Christina volunteers at a Women’s Center that offers free pregnancy tests, prenatal classes, and counseling for women in crisis—especially those displaced by war. Many face the temptation of abortion due to fear and poverty. Through compassionate care and Bible-based conversations, Christina and her team point these women to lasting hope in God.
“We walk with them until their children are two years old,” she explains. “Often longer. We study The Story of Hope with them. We want them to see that their life, and their child’s life, has purpose.”
In addition, Christina helps coordinate a volunteer sewing brigade that creates adaptive clothing for wounded soldiers. Hospitals in Ukraine lack specialized garments for amputees or patients with metal pins and external fixators.
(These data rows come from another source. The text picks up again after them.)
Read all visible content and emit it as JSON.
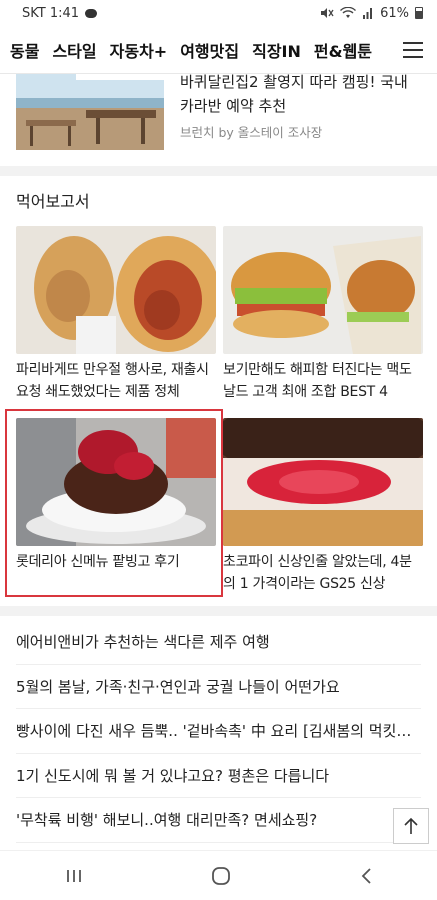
{
  "status": {
    "carrier_time": "SKT 1:41",
    "battery": "61%"
  },
  "nav": {
    "items": [
      "동물",
      "스타일",
      "자동차+",
      "여행맛집",
      "직장IN",
      "펀&웹툰"
    ]
  },
  "top_article": {
    "title": "바퀴달린집2 촬영지 따라 캠핑! 국내 카라반 예약 추천",
    "source": "브런치 by 올스테이 조사장"
  },
  "section": {
    "title": "먹어보고서"
  },
  "cards": [
    {
      "title": "파리바게뜨 만우절 행사로, 재출시 요청 쇄도했었다는 제품 정체"
    },
    {
      "title": "보기만해도 해피함 터진다는 맥도날드 고객 최애 조합 BEST 4"
    },
    {
      "title": "롯데리아 신메뉴 팥빙고 후기"
    },
    {
      "title": "초코파이 신상인줄 알았는데, 4분의 1 가격이라는 GS25 신상"
    }
  ],
  "list": [
    "에어비앤비가 추천하는 색다른 제주 여행",
    "5월의 봄날, 가족·친구·연인과 궁궐 나들이 어떤가요",
    "빵사이에 다진 새우 듬뿍.. '겉바속촉' 中 요리 [김새봄의 먹킷리스트]",
    "1기 신도시에 뭐 볼 거 있냐고요? 평촌은 다릅니다",
    "'무착륙 비행' 해보니..여행 대리만족? 면세쇼핑?"
  ]
}
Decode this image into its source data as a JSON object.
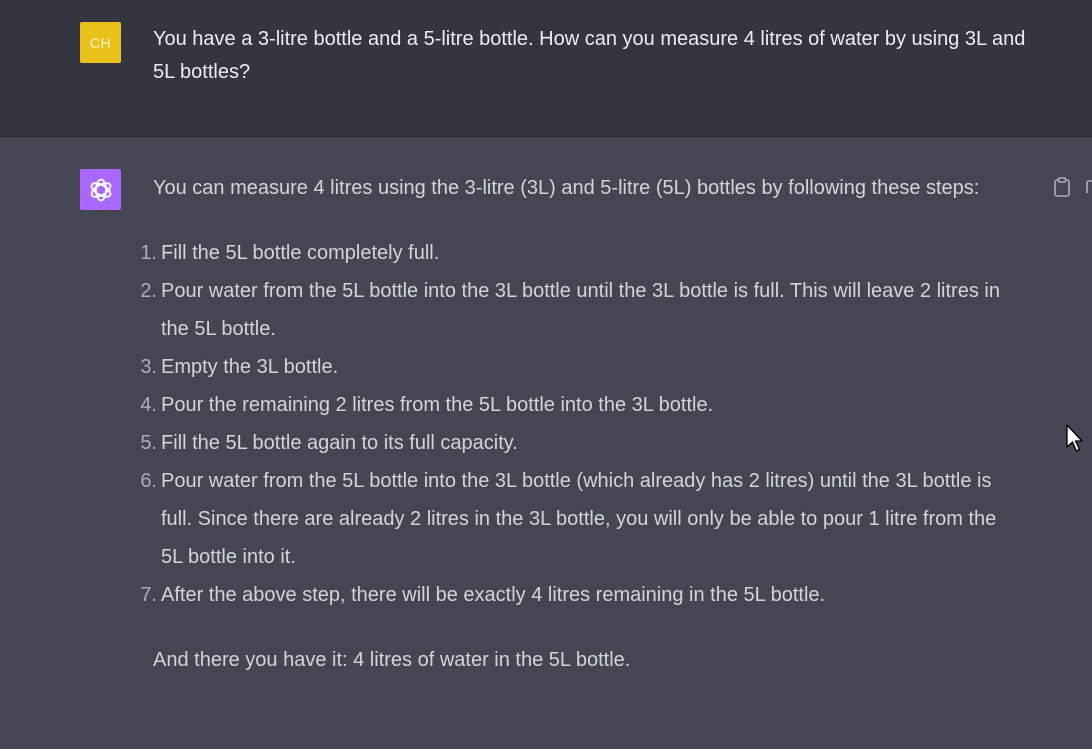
{
  "user_message": {
    "avatar_initials": "CH",
    "avatar_color": "#e8c21a",
    "text": "You have a 3-litre bottle and a 5-litre bottle. How can you measure 4 litres of water by using 3L and 5L bottles?"
  },
  "assistant_message": {
    "avatar_color": "#ab68ff",
    "avatar_icon": "openai-logo-icon",
    "intro": "You can measure 4 litres using the 3-litre (3L) and 5-litre (5L) bottles by following these steps:",
    "steps": [
      {
        "num": "1.",
        "text": "Fill the 5L bottle completely full."
      },
      {
        "num": "2.",
        "text": "Pour water from the 5L bottle into the 3L bottle until the 3L bottle is full. This will leave 2 litres in the 5L bottle."
      },
      {
        "num": "3.",
        "text": "Empty the 3L bottle."
      },
      {
        "num": "4.",
        "text": "Pour the remaining 2 litres from the 5L bottle into the 3L bottle."
      },
      {
        "num": "5.",
        "text": "Fill the 5L bottle again to its full capacity."
      },
      {
        "num": "6.",
        "text": "Pour water from the 5L bottle into the 3L bottle (which already has 2 litres) until the 3L bottle is full. Since there are already 2 litres in the 3L bottle, you will only be able to pour 1 litre from the 5L bottle into it."
      },
      {
        "num": "7.",
        "text": "After the above step, there will be exactly 4 litres remaining in the 5L bottle."
      }
    ],
    "outro": "And there you have it: 4 litres of water in the 5L bottle."
  },
  "icons": {
    "copy": "clipboard-icon",
    "cursor": "mouse-cursor-icon"
  },
  "colors": {
    "user_bg": "#343541",
    "assistant_bg": "#444654",
    "text": "#d1d5db"
  }
}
The team sews custom-made shirts and pants that open easily around injuries—always provided free of charge.
“My sewing room is our dining room,” Christina says. “When twenty shirts come in at once, the table disappears for a while!”
Faith Stronger Than Fear
Life in Odesa continues under the shadow of war. “During the day, everything looks normal,” Christina says. “Cafés are open, people go to work. But at night, you hear the air raid sirens and the drones overhead. Then you realize—yes, this is war.”
Still, she chooses hope. “Ukraine is fighting for survival, for independence. We try to support local businesses, buy Ukrainian-made goods, and keep life going. And through it all, we keep pointing people to the One who gives true hope.”
A Message to the World
When asked what she wants people in North America to know, Christina answers with quiet conviction:
“You might think Ukraine is just a distant country in conflict. But God is working here. The Gospel is shining in the darkness. And every prayer, every act of generosity, every person who listens to our story—you are part of what God is doing.”
Christina’s story reminds us that faith can flourish in the most unlikely places—from a Soviet apartment with no running water to a war-torn nation longing for peace.
No system, no government, and no war can stop the power of God’s Word.